Portfolio Manager demo using DSE Hadoop

A tutorial for the Hadoop component that is integrated into DataStax Enterprise to create and manage a portfolio of stocks.

The use case is a financial application where users can actively create and manage a portfolio of stocks. On the Cassandra OLTP (online transaction processing) side, each portfolio contains a list of stocks, the number of shares purchased, and the purchase price. The demo's pricer utility simulates real-time stock data where each portfolio updates based on its overall value and the percentage of gain or loss compared to the purchase price. This utility also generates 100 days of historical market data (the end-of-day price) for each stock. On the DSE OLAP (online analytical processing) side, a Hive MapReduce job calculates the greatest historical 10 day loss period for each portfolio, which is an indicator of the risk associated with a portfolio. This information is then fed back into the real-time application to allow customers to better gauge their potential losses.

Procedure

To run the demo:

  1. Install a single Demo node using the DataStax Installer in GUI or Text mode with the following settings:
    • Install Options page - Default Interface: 127.0.0.1 (You must use this IP for the demo.)
    • Node Setup page - Node Type: Analytics
    • Analytic Node Setup page - Analytics Type: Spark + Integrated Hadoop
  2. Start DataStax Enterprise if you haven't already:
    • Installer-Services and Package installations:
      $ sudo service dse start
    • Installer-No Services and Tarball installations:
      install_location/bin/dse cassandra -k -t ## Starts node in Spark and Hadoop mode
      install_location/bin/dse cassandra -t ## Starts node in Hadoop mode

      The default install_location is /usr/share/dse.
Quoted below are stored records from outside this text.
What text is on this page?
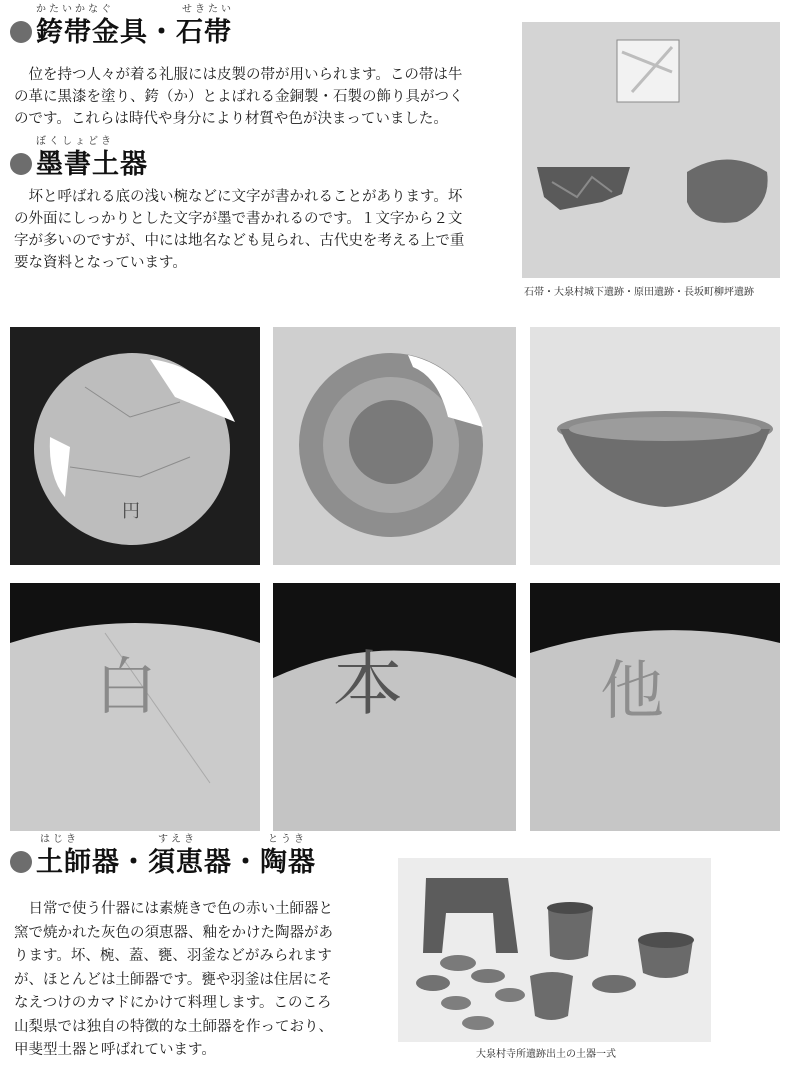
かたいかなぐ	せきたい
銙帯金具・石帯
　位を持つ人々が着る礼服には皮製の帯が用いられます。この帯は牛
の革に黒漆を塗り、銙（か）とよばれる金銅製・石製の飾り具がつく
のです。これらは時代や身分により材質や色が決まっていました。
ぼくしょどき
墨書土器
　坏と呼ばれる底の浅い椀などに文字が書かれることがあります。坏
の外面にしっかりとした文字が墨で書かれるのです。１文字から２文
字が多いのですが、中には地名なども見られ、古代史を考える上で重
要な資料となっています。
石帯・大泉村城下遺跡・原田遺跡・長坂町柳坪遺跡
円
白	本	他
はじき	すえき	とうき
土師器・須恵器・陶器
　日常で使う什器には素焼きで色の赤い土師器と
窯で焼かれた灰色の須恵器、釉をかけた陶器があ
ります。坏、椀、蓋、甕、羽釜などがみられます
が、ほとんどは土師器です。甕や羽釜は住居にそ
なえつけのカマドにかけて料理します。このころ
山梨県では独自の特徴的な土師器を作っており、
甲斐型土器と呼ばれています。	大泉村寺所遺跡出土の土器一式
  3. Go to the Portfolio Manager demo directory:
    • Installer-Services and Package installations:
      $ cd /usr/share/dse/demos/portfolio_manager ## Default installation location
    • Installer-No Services and Tarball installations:
      $ cd install_location/demos/portfolio_manager
  4. Run the bin/pricer utility to generate stock data for the application:
    • To see all of the available options for this utility:
      $ bin/pricer --help
    • Start the pricer utility:
      $ bin/pricer -o INSERT_PRICES 
      $ bin/pricer -o UPDATE_PORTFOLIOS 
      $ bin/pricer -o INSERT_HISTORICAL_PRICES -n 100
    Note: If this warning appears:
    WARN util.CassandraProxyClient: No other cassandra nodes in this ring to connect to
    reduce the number of concurrent threads (-t). The default is 50.
    $ bin/pricer -o INSERT_PRICES -t 1
    $ bin/pricer -o UPDATE_PORTFOLIOS -t 1
    $ bin/pricer -o INSERT_HISTORICAL_PRICES -n 100 -t 1
    The pricer utility takes several minutes to run.
  5. Start the web service:
    $ cd website
    $ sudo ./start
  6. Open a browser and go to http://localhost:8983/portfolio.

    The real-time Portfolio Manager demo application is displayed.



  7. Open another terminal.
  8. Start Hive and run the MapReduce job for the demo in Hive.
    • Installer-Services: $ dse hive -f /usr/share/dse/demos/portfolio_manager/10_day_loss.q
    • Package installations: $ dse hive -f /usr/share/dse-demos/portfolio_manager/10_day_loss.q
    • Installer-No Services and Tarball installations: $ install_location/bin/dse hive -f install_location/demos/portfolio_manager/10_day_loss.q

    The MapReduce job takes several minutes to run.

  9. To watch the progress in the job tracker, open the following URL in a browser.

    http://localhost:50030/jobtracker.jsp

  10. After the job completes, refresh the Portfolio Manager web page.

    The results of the Largest Historical 10 day Loss for each portfolio are displayed.